The knife's profile is its shape, as viewed from the side.  A chef's knife has a an arc or straight line along the spine, which drops (or not) to the tip.  Tips come can be high, spear-point, dropped, or several other variants.  The blade has a curved section which goes up to the tip, called the belly.  It has a run which goes from the belly to the heel (back of the knife which is either curved (rocker) or flat (flat). 

There are several different "standard" profiles and a huge range of variations as well.  The two most common chef's knife/gyuto profiles are German and French.  German profiles have a lot of belly and rocker, while French profiles are more triangular and have longer straight runs.

The Masamoto and MAC Pro both have French profiles.  Masamoto chef's knives use a profile very similar to that developed and still used by Sabatier (which is a bunch of companies, not just one).  Many users -- particularly those use use a "glide" chopping action -- find it especially good.  The MAC profile is quite good, but not quite as sweet the Masamoto; at least not as I use a knife.   

The MAC Pro is an excellent all-round knife and a great choice for "first really good" chef's knife. 

I suggest getting the 9-1/2" knife.  The extra length makes the knife a great deal more productive, and the longer "flat spot" makes it more pleasant and efficient for all sorts of chopping duties.  An 8-1/2" knife is a little easier to control if you don't know how to hold a knife right -- but once you do, there aren't many drawbacks to the longer length.

The dimples supposedly make it so smooth wet items (like potatoes) don't stick to the side of the knife.  Unfortunately, MAC's version doesn't work very well.  While it isn't horrible, don't waste your time. 

Let's talk sharpening.  You never said what you meant by "sharpening pad." Don't be embarrassed... the more I know about what you thought and think about this stuff the better able I'll be to help you.

BDL


----------



## hellofellow (Jul 28, 2013)

I believe I was referring to a grit stone/ whet stone ( not sure if the same thing)? I am happy to research more into this, and know it will take time to learn, but am happy too learn to sharpen properly?

BTW After doing more research into profiles I now see what you mean by German vs French. Would I be correct in saying the Shun is similar to a Wurstoff Classic/ ikon interns o profile? Probable more conducive to " Rock chopping" rather than " glide/tap"? although I imagine you could still Rick chop with a French profile?

Thanks again


----------



## boar_d_laze (Feb 13, 2008)

Let's start with a little bit about Shun itself. Shun is a collaborative venture between the Japanese knife company "Kai" and the American company "Kershaw." Shun are made in Japan but most of the design is done over here. If I'm not mistaken, most of the early profiles, including Classic, Premier, and most of the others still sold, were designed by Ken Onion.

The Ken Onion series itself shared the same blade profiles as those other lines, but added highly-stylized, "ergonomic" handles. I don't believe the Ken Onion series is still in production. Good thing, too; they were very uncomfortable.

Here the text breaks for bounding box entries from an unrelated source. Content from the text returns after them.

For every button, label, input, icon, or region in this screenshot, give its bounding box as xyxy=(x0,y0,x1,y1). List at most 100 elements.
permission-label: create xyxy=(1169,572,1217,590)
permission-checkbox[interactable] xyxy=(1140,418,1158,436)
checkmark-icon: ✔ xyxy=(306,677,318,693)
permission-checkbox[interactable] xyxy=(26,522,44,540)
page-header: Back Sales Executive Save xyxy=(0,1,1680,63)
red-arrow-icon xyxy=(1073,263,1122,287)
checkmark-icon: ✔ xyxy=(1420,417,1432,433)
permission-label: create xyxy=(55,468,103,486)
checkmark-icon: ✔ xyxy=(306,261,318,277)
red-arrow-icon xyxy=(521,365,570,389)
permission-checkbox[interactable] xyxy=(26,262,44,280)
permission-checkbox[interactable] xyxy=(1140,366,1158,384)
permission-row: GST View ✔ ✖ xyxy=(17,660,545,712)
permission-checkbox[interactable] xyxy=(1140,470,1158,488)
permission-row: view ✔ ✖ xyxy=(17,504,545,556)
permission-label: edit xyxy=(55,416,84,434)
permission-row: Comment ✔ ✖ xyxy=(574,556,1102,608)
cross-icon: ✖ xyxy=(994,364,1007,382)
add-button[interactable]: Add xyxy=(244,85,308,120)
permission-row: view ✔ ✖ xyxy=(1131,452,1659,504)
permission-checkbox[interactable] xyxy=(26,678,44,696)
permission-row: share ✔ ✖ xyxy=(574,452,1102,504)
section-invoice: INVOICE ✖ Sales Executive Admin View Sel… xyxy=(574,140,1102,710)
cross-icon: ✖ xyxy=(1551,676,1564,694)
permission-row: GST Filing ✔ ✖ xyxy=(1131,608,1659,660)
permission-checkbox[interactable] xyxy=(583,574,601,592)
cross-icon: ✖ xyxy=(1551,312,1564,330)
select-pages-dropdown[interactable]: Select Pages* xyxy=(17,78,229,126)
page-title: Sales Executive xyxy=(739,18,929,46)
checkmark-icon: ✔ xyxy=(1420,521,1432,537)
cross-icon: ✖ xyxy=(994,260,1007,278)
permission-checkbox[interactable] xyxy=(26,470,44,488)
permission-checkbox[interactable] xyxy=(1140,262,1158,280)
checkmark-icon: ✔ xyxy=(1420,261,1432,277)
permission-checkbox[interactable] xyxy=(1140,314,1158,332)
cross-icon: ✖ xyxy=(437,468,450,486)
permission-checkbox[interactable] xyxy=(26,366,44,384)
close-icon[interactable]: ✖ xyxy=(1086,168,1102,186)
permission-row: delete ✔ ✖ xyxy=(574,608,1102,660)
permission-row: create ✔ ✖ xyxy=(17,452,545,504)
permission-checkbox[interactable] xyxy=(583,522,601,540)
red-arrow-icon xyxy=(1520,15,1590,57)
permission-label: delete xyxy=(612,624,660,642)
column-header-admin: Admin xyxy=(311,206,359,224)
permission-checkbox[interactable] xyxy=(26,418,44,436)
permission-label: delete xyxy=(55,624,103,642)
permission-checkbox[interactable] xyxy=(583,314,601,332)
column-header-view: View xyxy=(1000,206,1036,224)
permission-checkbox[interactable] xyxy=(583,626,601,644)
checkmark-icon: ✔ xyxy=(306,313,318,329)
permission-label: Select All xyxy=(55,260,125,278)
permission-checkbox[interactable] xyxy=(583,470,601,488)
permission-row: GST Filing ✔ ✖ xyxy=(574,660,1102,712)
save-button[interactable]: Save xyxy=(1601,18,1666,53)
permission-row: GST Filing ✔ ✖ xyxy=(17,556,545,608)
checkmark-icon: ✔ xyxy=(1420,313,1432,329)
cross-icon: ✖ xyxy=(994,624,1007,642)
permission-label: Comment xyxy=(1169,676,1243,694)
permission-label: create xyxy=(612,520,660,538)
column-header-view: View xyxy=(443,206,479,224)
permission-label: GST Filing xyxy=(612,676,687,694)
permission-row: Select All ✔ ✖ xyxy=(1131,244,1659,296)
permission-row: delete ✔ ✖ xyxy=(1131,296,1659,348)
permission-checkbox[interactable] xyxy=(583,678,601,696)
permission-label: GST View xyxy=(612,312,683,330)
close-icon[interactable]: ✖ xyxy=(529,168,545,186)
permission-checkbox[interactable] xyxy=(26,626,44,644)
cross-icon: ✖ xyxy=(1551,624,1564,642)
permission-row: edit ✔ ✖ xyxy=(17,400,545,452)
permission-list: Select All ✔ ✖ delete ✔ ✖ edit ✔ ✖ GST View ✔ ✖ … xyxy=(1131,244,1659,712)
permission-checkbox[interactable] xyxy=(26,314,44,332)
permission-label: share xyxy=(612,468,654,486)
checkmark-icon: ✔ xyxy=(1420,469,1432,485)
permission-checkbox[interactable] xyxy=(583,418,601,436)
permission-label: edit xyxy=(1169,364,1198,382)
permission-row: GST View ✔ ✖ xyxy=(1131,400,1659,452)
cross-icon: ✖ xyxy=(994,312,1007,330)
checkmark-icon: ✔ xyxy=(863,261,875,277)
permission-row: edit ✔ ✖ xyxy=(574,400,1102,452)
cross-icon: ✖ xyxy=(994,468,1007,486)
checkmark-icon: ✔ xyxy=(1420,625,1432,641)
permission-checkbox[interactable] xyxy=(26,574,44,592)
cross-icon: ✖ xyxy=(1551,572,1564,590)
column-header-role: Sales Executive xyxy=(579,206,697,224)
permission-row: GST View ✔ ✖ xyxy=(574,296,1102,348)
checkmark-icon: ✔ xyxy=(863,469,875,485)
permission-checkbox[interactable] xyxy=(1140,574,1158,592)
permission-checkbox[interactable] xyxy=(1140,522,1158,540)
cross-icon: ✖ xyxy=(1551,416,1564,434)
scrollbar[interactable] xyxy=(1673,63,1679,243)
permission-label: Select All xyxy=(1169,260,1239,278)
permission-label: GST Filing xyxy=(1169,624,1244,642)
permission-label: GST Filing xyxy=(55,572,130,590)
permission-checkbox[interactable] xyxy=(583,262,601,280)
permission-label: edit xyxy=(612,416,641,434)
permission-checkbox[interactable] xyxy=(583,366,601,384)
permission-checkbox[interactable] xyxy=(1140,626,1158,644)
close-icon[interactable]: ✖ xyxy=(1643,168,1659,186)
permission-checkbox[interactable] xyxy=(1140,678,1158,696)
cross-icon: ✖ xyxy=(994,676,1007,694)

The point being that most Shun profiles are western designs, but not really conservative or classic, and with some stylization for looks. The chef's knives are uber-German. Not only they do have a lot of belly and rocker (to the extent those things are distinguishable) but they also have a high tip.

Most Wusthofs have a lot of belly and rocker, but Ikons are actually more streamlined -- and sort of split the difference between German and French.

Now...

Any knife can rock-chop. You can rock chop a flat bladed cleaver, when you want. And darn near every good cook rock-chops some stuff some of the time because it's the best action if you're cutting small pieces and don't need a lot of precision. Doesn't matter how flat the edge is, how little belly, how little rocker -- any knife.

However -- and this is a big "however" -- not every knife can push cut well. Knives without a reasonably long flat run on the edge, tend to leave an "accordion" instead of a complete cut unless they're rocked back. That's a real big deal when you're cutting planks and sticks (like batonet and julienne), because you have to lift the handle so high to clear the food it feels like you're pumping the knife.

Besides the rock and the push, there's another classic action which doesn't really have a name (but I call it _Guillotine and Glide_).

But even though any knife can be made to rock-chop, profiles kind of sneak up on you and will alter your action to suit the shape of the knife. You'll find yourself rocking a German profile more often than not, and pushing an exaggeratedly flat Asian profile. The French profile, which is very common on Japanese made gyuto, is the most versatile in that sense.

And look -- very important! -- no value judgment about which profile or action is better. German, French and flat; rock, push and glide -- they all have plenty of excellent technicians as fans.

BDL


----------



## hellofellow (Jul 28, 2013)

Sounds good to me.

I ended up swapping the Shun for MAC Professional Chefs Knife 9.5 inches and am very excited to receive and use it.

I Purchased the black ceramic MAC honing rod as well.

So Last couple of questions for now: How often should I steel/use the hone?

And back tot he sharpening note: Where do I start? What Grit/type of stone? How often?

Thanks so much Boar d laze- You really know your knifes and have been such a massive help to this newb!


----------



## soesje (Dec 6, 2012)

always nice to see a former chef sharing his knowledge with home cooks!

it makes an interesting read too, for me, line cook although those knives mentioned are not available in netherlands.

I'd like to learn more about profiles....

hellofellow, you will get there with this help and I'd love to hear how you and your knife are getting on.

ceramic sharpening steels are da bomb (for me), you won't need as much sharpening (as opposed to honing) as you think you will need because the new steel will keep your knife edge sharp much longer.

regular use, few times week if you don't do a whole lotta of cutting, is plenty.

some do it out of habit every day. nothing wrong with that either but don't forget ceramic steels DO take away material


----------



## gc84 (Jul 31, 2013)

i have a Shun Premier Santoku 7'' and its really sharp!! but


----------



## harlock0083 (Feb 11, 2013)

gc84 said:


> i have a Shun Premier Santoku 7'' and its really sharp!! but *I forgot to finish my sentence*.


----------